There's a difference between "everyone" and "no-one". Clearly the people who do it think it's ok, but I don't think it's true to say that "nobody thinks it's a big deal" (and no I don't think youtube comments are evidence of anything much). Then again, before yours and @riath 's posts I had never heard a woman describing being followed in the street in Ireland

Can we drop this now? Our little squabbles are bringing the thread down
sure we can drop it; you'll just need to stop quoting my posts and tagging me.
 
Like, frankly why should this even be about women trying to justify to men that this happens to them so much that its barely even noteworthy, that is a day to day part of their lives?

You make an interesting point in that it's barely even noteworthy to women. So when you share these stories with women is their reaction a shrug and "pppffft, men ! What are you going to do ?"

Because if nothing else the mens reactions to this video in this thread and other places I've read comments has mostly been surprise or shock if nothing else. I for one was very shocked by some of it. Most of us men are shocked by what you would put up with and I'm even more shocked that you would consider some of the more extreme stuff (like following you around or any of the stuff that happened to Raith) "normal".
 
You make an interesting point in that it's barely even noteworthy to women. So when you share these stories with women is their reaction a shrug and "pppffft, men ! What are you going to do ?"

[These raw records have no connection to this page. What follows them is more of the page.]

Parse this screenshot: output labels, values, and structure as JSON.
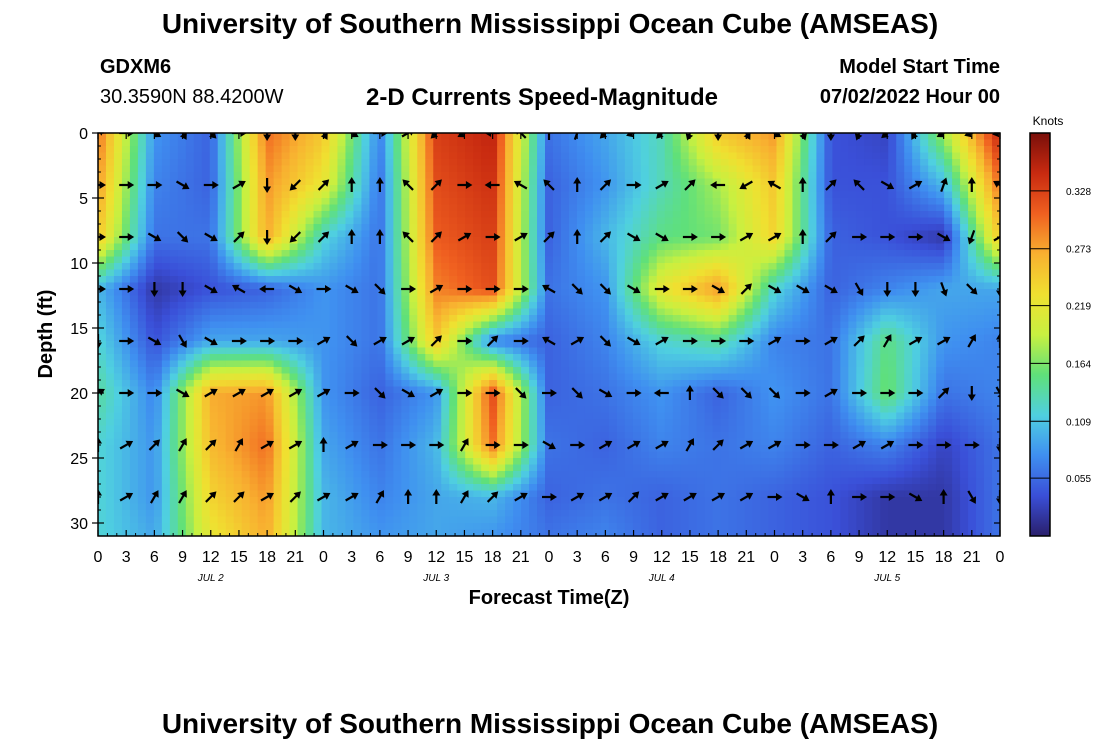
{
  "header": {
    "title": "University of Southern Mississippi Ocean Cube (AMSEAS)",
    "station": "GDXM6",
    "coords": "30.3590N  88.4200W",
    "subtitle": "2-D Currents Speed-Magnitude",
    "start_label": "Model Start Time",
    "start_value": "07/02/2022 Hour 00"
  },
  "footer": {
    "title": "University of Southern Mississippi Ocean Cube (AMSEAS)"
  },
  "colors": {
    "colormap": [
      "#2a1f6b",
      "#3a4fd8",
      "#3f8ff0",
      "#4fd0e0",
      "#5fe07a",
      "#c8f040",
      "#f0e030",
      "#f8b030",
      "#f06020",
      "#c82a10",
      "#7a0f0a"
    ],
    "arrow": "#000000"
  },
  "chart_data": {
    "type": "heatmap",
    "xlabel": "Forecast Time(Z)",
    "ylabel": "Depth (ft)",
    "xlim": [
      0,
      96
    ],
    "ylim": [
      0,
      31
    ],
    "x_ticks": [
      0,
      3,
      6,
      9,
      12,
      15,
      18,
      21,
      24,
      27,
      30,
      33,
      36,
      39,
      42,
      45,
      48,
      51,
      54,
      57,
      60,
      63,
      66,
      69,
      72,
      75,
      78,
      81,
      84,
      87,
      90,
      93,
      96
    ],
    "x_tick_labels": [
      "0",
      "3",
      "6",
      "9",
      "12",
      "15",
      "18",
      "21",
      "0",
      "3",
      "6",
      "9",
      "12",
      "15",
      "18",
      "21",
      "0",
      "3",
      "6",
      "9",
      "12",
      "15",
      "18",
      "21",
      "0",
      "3",
      "6",
      "9",
      "12",
      "15",
      "18",
      "21",
      "0"
    ],
    "day_labels": [
      {
        "label": "JUL 2",
        "x": 12
      },
      {
        "label": "JUL 3",
        "x": 36
      },
      {
        "label": "JUL 4",
        "x": 60
      },
      {
        "label": "JUL 5",
        "x": 84
      }
    ],
    "y_ticks": [
      0,
      5,
      10,
      15,
      20,
      25,
      30
    ],
    "colorbar": {
      "title": "Knots",
      "min": 0.0,
      "max": 0.383,
      "ticks": [
        0.055,
        0.109,
        0.164,
        0.219,
        0.273,
        0.328
      ]
    },
    "heatmap": {
      "times": [
        0,
        6,
        12,
        18,
        24,
        30,
        36,
        42,
        48,
        54,
        60,
        66,
        72,
        78,
        84,
        90,
        96
      ],
      "depths": [
        0,
        4,
        8,
        12,
        16,
        20,
        24,
        28,
        31
      ],
      "speed_knots": [
        [
          0.3,
          0.08,
          0.05,
          0.3,
          0.25,
          0.07,
          0.33,
          0.35,
          0.06,
          0.09,
          0.13,
          0.25,
          0.28,
          0.04,
          0.03,
          0.18,
          0.35
        ],
        [
          0.28,
          0.07,
          0.05,
          0.28,
          0.22,
          0.06,
          0.32,
          0.34,
          0.05,
          0.08,
          0.13,
          0.18,
          0.25,
          0.04,
          0.04,
          0.1,
          0.3
        ],
        [
          0.25,
          0.06,
          0.06,
          0.27,
          0.12,
          0.06,
          0.31,
          0.33,
          0.05,
          0.1,
          0.15,
          0.16,
          0.24,
          0.05,
          0.04,
          0.02,
          0.25
        ],
        [
          0.1,
          0.02,
          0.04,
          0.05,
          0.08,
          0.06,
          0.29,
          0.32,
          0.06,
          0.08,
          0.22,
          0.28,
          0.12,
          0.05,
          0.07,
          0.09,
          0.09
        ],
        [
          0.12,
          0.04,
          0.09,
          0.09,
          0.08,
          0.06,
          0.25,
          0.07,
          0.05,
          0.07,
          0.12,
          0.14,
          0.07,
          0.06,
          0.15,
          0.08,
          0.07
        ],
        [
          0.14,
          0.07,
          0.27,
          0.28,
          0.08,
          0.05,
          0.08,
          0.32,
          0.05,
          0.06,
          0.08,
          0.05,
          0.08,
          0.06,
          0.16,
          0.06,
          0.07
        ],
        [
          0.12,
          0.08,
          0.26,
          0.3,
          0.09,
          0.06,
          0.1,
          0.3,
          0.06,
          0.05,
          0.07,
          0.06,
          0.07,
          0.05,
          0.07,
          0.03,
          0.06
        ],
        [
          0.12,
          0.08,
          0.24,
          0.28,
          0.1,
          0.07,
          0.09,
          0.1,
          0.05,
          0.06,
          0.05,
          0.06,
          0.05,
          0.04,
          0.02,
          0.02,
          0.06
        ],
        [
          0.12,
          0.09,
          0.22,
          0.27,
          0.1,
          0.08,
          0.09,
          0.08,
          0.06,
          0.07,
          0.05,
          0.06,
          0.05,
          0.04,
          0.02,
          0.02,
          0.06
        ]
      ]
    },
    "vectors": {
      "times": [
        0,
        3,
        6,
        9,
        12,
        15,
        18,
        21,
        24,
        27,
        30,
        33,
        36,
        39,
        42,
        45,
        48,
        51,
        54,
        57,
        60,
        63,
        66,
        69,
        72,
        75,
        78,
        81,
        84,
        87,
        90,
        93,
        96
      ],
      "depths": [
        0,
        4,
        8,
        12,
        16,
        20,
        24,
        28
      ],
      "direction_deg": [
        [
          60,
          90,
          120,
          150,
          135,
          90,
          180,
          180,
          150,
          120,
          90,
          60,
          225,
          240,
          270,
          315,
          0,
          20,
          225,
          250,
          225,
          200,
          180,
          150,
          120,
          160,
          180,
          200,
          230,
          210,
          240,
          250,
          260
        ],
        [
          90,
          90,
          90,
          120,
          90,
          60,
          180,
          225,
          45,
          0,
          0,
          315,
          45,
          90,
          270,
          300,
          315,
          0,
          45,
          90,
          60,
          45,
          270,
          240,
          300,
          0,
          45,
          315,
          120,
          60,
          20,
          0,
          300
        ],
        [
          90,
          90,
          120,
          135,
          120,
          45,
          180,
          225,
          45,
          0,
          0,
          315,
          45,
          60,
          90,
          60,
          45,
          0,
          45,
          120,
          120,
          90,
          90,
          60,
          60,
          0,
          45,
          90,
          90,
          90,
          120,
          200,
          60
        ],
        [
          90,
          90,
          180,
          180,
          120,
          300,
          270,
          120,
          90,
          120,
          135,
          90,
          60,
          90,
          90,
          90,
          300,
          135,
          135,
          120,
          90,
          90,
          120,
          45,
          120,
          120,
          120,
          150,
          180,
          180,
          160,
          135,
          180
        ],
        [
          180,
          90,
          120,
          150,
          120,
          90,
          90,
          90,
          60,
          135,
          60,
          60,
          45,
          90,
          45,
          90,
          300,
          60,
          135,
          120,
          60,
          90,
          90,
          90,
          60,
          90,
          60,
          45,
          30,
          60,
          60,
          30,
          0
        ],
        [
          60,
          90,
          90,
          120,
          60,
          60,
          60,
          60,
          60,
          90,
          135,
          120,
          60,
          90,
          90,
          135,
          90,
          135,
          120,
          90,
          270,
          0,
          135,
          135,
          135,
          90,
          60,
          90,
          90,
          90,
          45,
          180,
          150
        ],
        [
          0,
          60,
          45,
          30,
          45,
          30,
          60,
          60,
          0,
          60,
          90,
          90,
          90,
          30,
          90,
          90,
          120,
          90,
          60,
          60,
          60,
          30,
          45,
          60,
          60,
          90,
          90,
          60,
          60,
          90,
          90,
          90,
          180
        ],
        [
          0,
          60,
          30,
          30,
          45,
          45,
          60,
          45,
          60,
          60,
          30,
          0,
          0,
          30,
          45,
          60,
          90,
          60,
          60,
          45,
          60,
          60,
          60,
          60,
          90,
          120,
          0,
          90,
          90,
          120,
          0,
          150,
          180
        ]
      ]
    }
  }
}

Because if nothing else the mens reactions to this video in this thread and other places I've read comments has mostly been surprise or shock if nothing else. I for one was very shocked by some of it. Most of us men are shocked by what you would put up with and I'm even more shocked that you would consider some of the more extreme stuff (like following you around or any of the stuff that happened to Raith) "normal".

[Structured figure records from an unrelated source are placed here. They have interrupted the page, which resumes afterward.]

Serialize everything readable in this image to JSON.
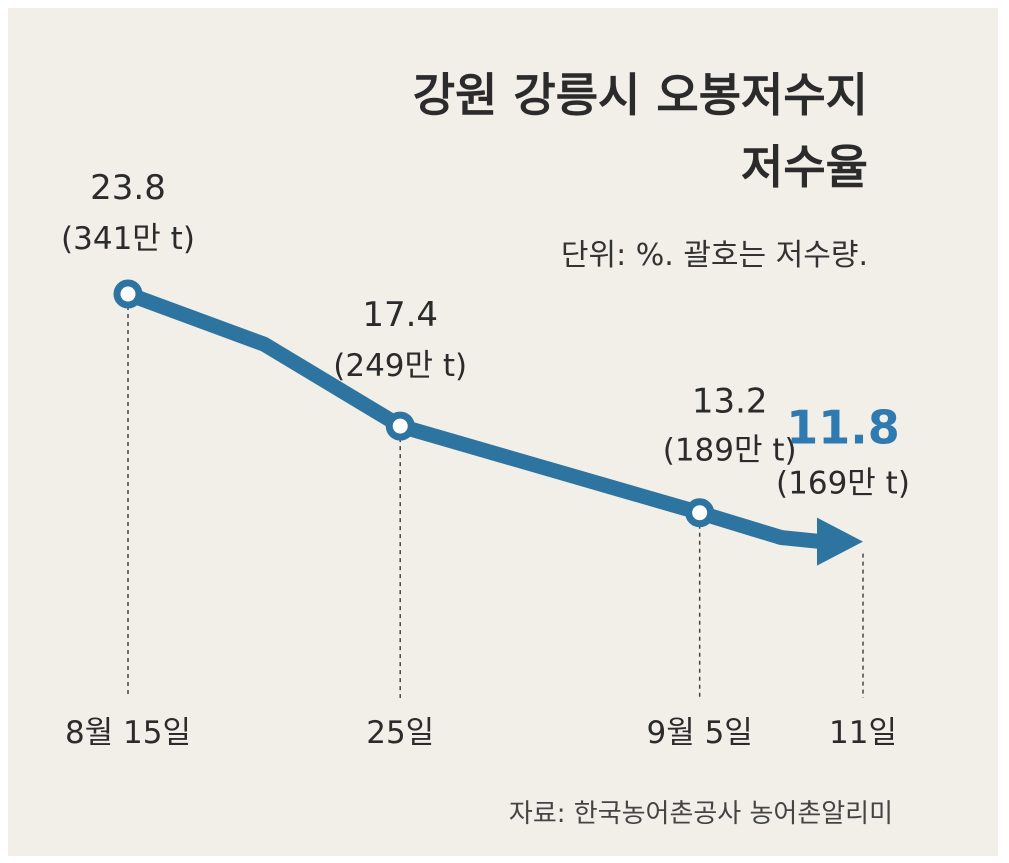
{
  "chart_data": {
    "type": "line",
    "title_lines": [
      "강원 강릉시 오봉저수지",
      "저수율"
    ],
    "unit_note": "단위: %. 괄호는 저수량.",
    "source": "자료: 한국농어촌공사 농어촌알리미",
    "accent_color": "#2e74a0",
    "highlight_color": "#2f7ab0",
    "points": [
      {
        "date": "8월 15일",
        "day": 0,
        "value": 23.8,
        "value_label": "23.8",
        "volume_label": "(341만 t)",
        "marker": "circle"
      },
      {
        "date": "25일",
        "day": 10,
        "value": 17.4,
        "value_label": "17.4",
        "volume_label": "(249만 t)",
        "marker": "circle"
      },
      {
        "date": "9월 5일",
        "day": 21,
        "value": 13.2,
        "value_label": "13.2",
        "volume_label": "(189만 t)",
        "marker": "circle"
      },
      {
        "date": "11일",
        "day": 27,
        "value": 11.8,
        "value_label": "11.8",
        "volume_label": "(169만 t)",
        "marker": "arrow"
      }
    ],
    "ylim": [
      8,
      27
    ]
  }
}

Its an interesting point! I think more extreme situations will creep you out so much, you probably will end up talking to someone about it, and maybe its just that I'm particularly jaded, but generally I shrug things off. The practice of all of this and hearing other women's stories still turn my stomach, so maybe I should be more outraged when it happens, because you're right, it is shocking!
 
I also think that sometimes it takes seeing this demonstrated in front of you, maybe even dramatised, for you to cop on to yourself, and realise what you do and don't have to put up with. I think women could stand to be more shocked and outraged by the things they, as I said, shrug off. I think its a knock on effect of not feeling like our outrage is necessarily taken seriously, maybe thats why you just accept it like its normal and shut up about it.. not ok t hough it is shocking.
 
Its an interesting point! I think more extreme situations will creep you out so much, you probably will end up talking to someone about it, and maybe its just that I'm particularly jaded, but generally I shrug things off. The practice of all of this and hearing other women's stories still turn my stomach, so maybe I should be more outraged when it happens, because you're right, it is shocking!

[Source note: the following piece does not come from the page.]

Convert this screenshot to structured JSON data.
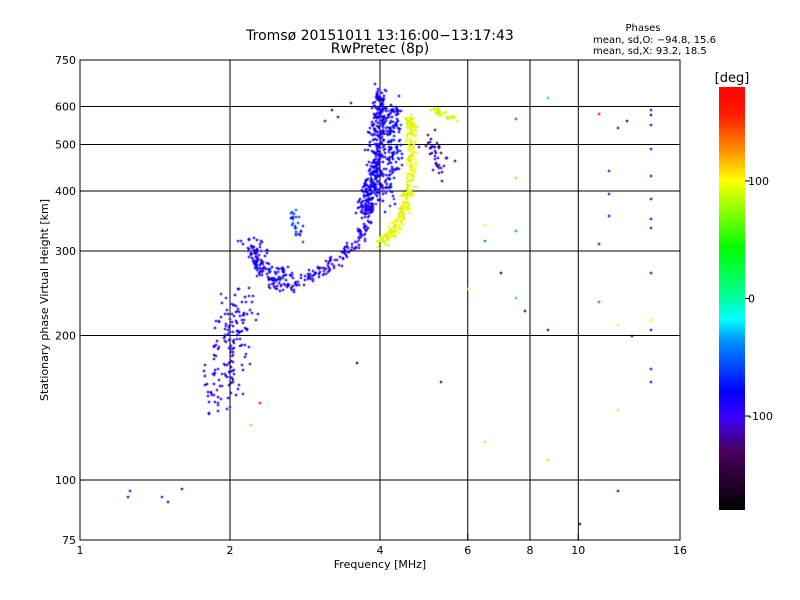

I also think that sometimes it takes seeing this demonstrated in front of you, maybe even dramatised, for you to cop on to yourself, and realise what you do and don't have to put up with. I think women could stand to be more shocked and outraged by the things they, as I said, shrug off. I think its a knock on effect of not feeling like our outrage is necessarily taken seriously, maybe thats why you just accept it like its normal and shut up about it.. not ok t hough it is shocking.

Do you think it's one of those situations where outrage usually goes towards the wrong person. Some creep follow's you in the street and you're scared and so say nothing and then some guy says "have a nice day" unsolicited and you explode with rage ? Or do you think that they're both the same thing ?

That may seem like a stupid question. It probably is. But I'm not being facetious. Honestly.

I mean men do that all the time, half the time it's why your poor skinny innocent mate gets battered outside pub. Misplaced outrage.